1700 pixels per inch (PPI) Passive-Matrix Micro-LED Display Powered by ASIC

Wing Cheung Chong*, Wai Keung Cho, Zhao Jun Liu, Chu Hong Wanga and Kei May Lau

Department of Electronic and Computer Engineering, Hong Kong University of Science and Technology, Clear Water Bay, Hong Kong

a3C Limited, 481 Castle Peak Road, Kowloon, Hong Kong

*Email: eeeddie@ust.hk, Phone: +852 2358 8843

Abstract — We report the first 1700 pixels per inch (PPI)

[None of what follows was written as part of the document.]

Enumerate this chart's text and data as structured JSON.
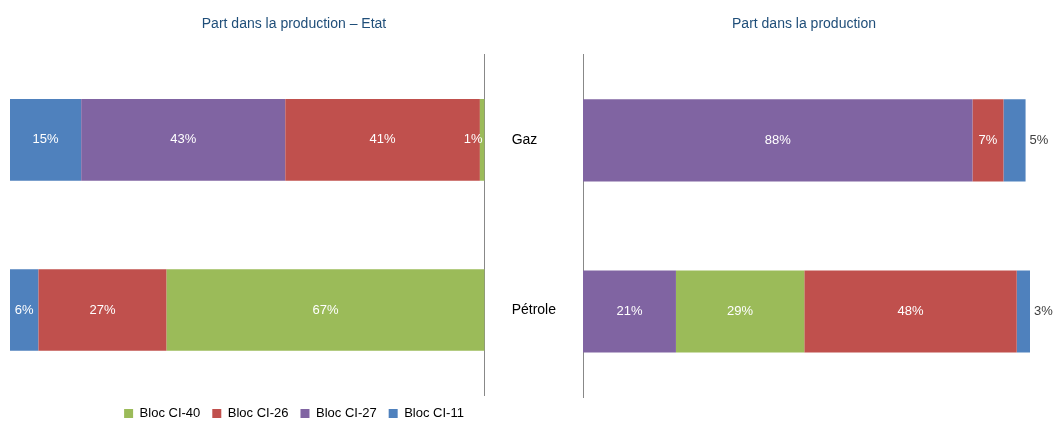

passive-matrix blue light-emitting diodes on silicon (LEDoS) micro-displays. By flip-chip bonding a micro-LED array onto an ASIC display driver, we successfully fabricated a 0.19-inch display with a resolution of 256 x 192, the highest ever reported in LED-based micro-display. In addition, the LEDoS micro-display can deliver brightness as high as 1300 mcd/m2 and render images in 6-bit grayscale. The remarkable performance suggests the tremendous potential of LEDoS micro-displays for portable display applications which require high performance, small size and low power consumption.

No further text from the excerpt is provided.